Laura Castoldi wird für ihre Dissertation Organic Synthesis with Lithium Carbenoids at the Helm: Mechanistic Aspects and Applications in Synthetic Medicinal Chemistry ausgezeichnet.
What is organic chemistry? It is defined as chemistry of carbon, which in its true form seems to be a worthless thing (charcoal) but in fact it is the most important element bringing life to this planet. Carbon, together with hydrogen and other elements serves as basis to develop millions of molecules just by the rearrangement of the same atoms in different styles. The discovery of new compounds can bring revolution, innovation and progress to different industries: for example, textile, food and, not least, pharmaceutical. Every field of science, especially biological sciences, always on an advanced level, demands organic chemistry and, in this sense, it is in high interest of the scientific community to develop and improve new synthetic pathways in order to achieve robust and straightforward chemical transformation with wide applicability.
During her doctoral studies, Laura Castoldi has been giving contribution to several projects related to chemical transformations called homologation reactions. The aim of her research was to develop new homologation strategies, which enabled us to essentially grow a carbon chain by one constitutive unit (for example a methylenic group -CH2-). The challenge was not only to deliver always optimized new method in response to existing issues but also to open alternatives for future problems in creating new molecules.
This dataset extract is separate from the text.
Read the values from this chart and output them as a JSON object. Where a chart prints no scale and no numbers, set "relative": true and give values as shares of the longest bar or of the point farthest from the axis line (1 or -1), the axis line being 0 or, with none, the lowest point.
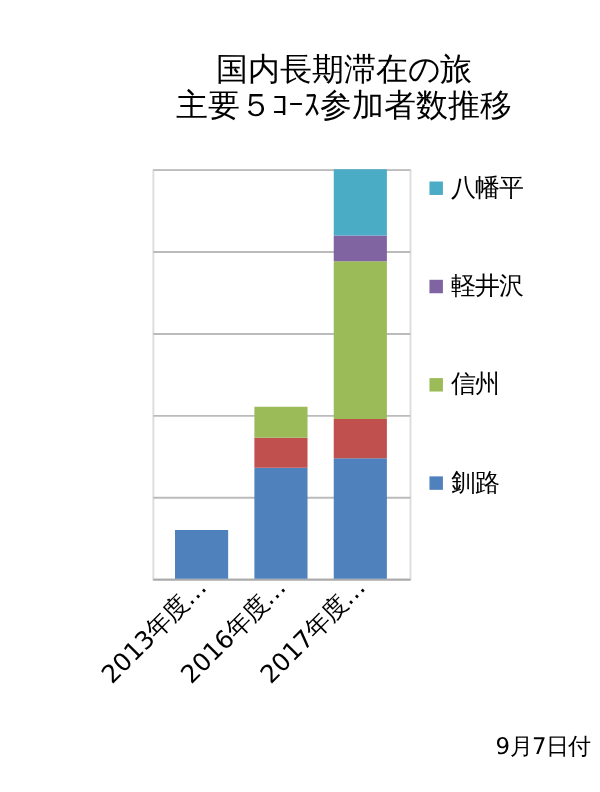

In this context, Laura Castoldi and her team ultimately employed lithium carbenoid (LiCH2X, where X = Cl, Br, F, OMe, CN) as source of carbon atoms and different electrophiles as starting materials (Weinreb amides, isocyanates, α, β-unsaturated ketones). Historically, lithium carbenoids are considered very reactive and unstable organometallic species (which have to be prepared in the reaction mixture in the presence of the starting material) thus the challenge was to tune their reactivity and chemoselectivity thereby optimizing the reaction conditions. Being able to apply our strategy to a large number of different substrates means giving a contribution in the synthesis of useful intermediates or the potential drugs. For example, the team proposed a more economical and safer method in the preparation of the key intermediate of Nelfinavir, a drug of first choice in the treatment of AIDS.
Laura Castoldi absolvierte 2011 das Masterstudium in den Fächern Chemie und Pharmazeutische Technologie an der Universität Pavia, Italien. Anschließend war Laura Castoldi wissenschaftliche Mitarbeiterin an der Universität Madrid, Department of Organic and Pharmaceutical Chemistry. Ab 2013 begann Laura Castoldi mit dem Doktorasstudium im Fach Synthetische Medizinische Chemie am Department für Pharmazeutische Chemie der Universität Wien; der Abschluss erfolgte im April 2018. Im Rahmen des Studiums war Laura Castoldi Marietta-Blau-Stipendiatin des OEAD und Visiting PhD-Student an Universität Madrid (September 2015 bis Feber 2016). Seit Juni 2018 hat Laura Castoldi eine Stelle als Postdoc am Department für Organische Chemie der Universität Stockholm.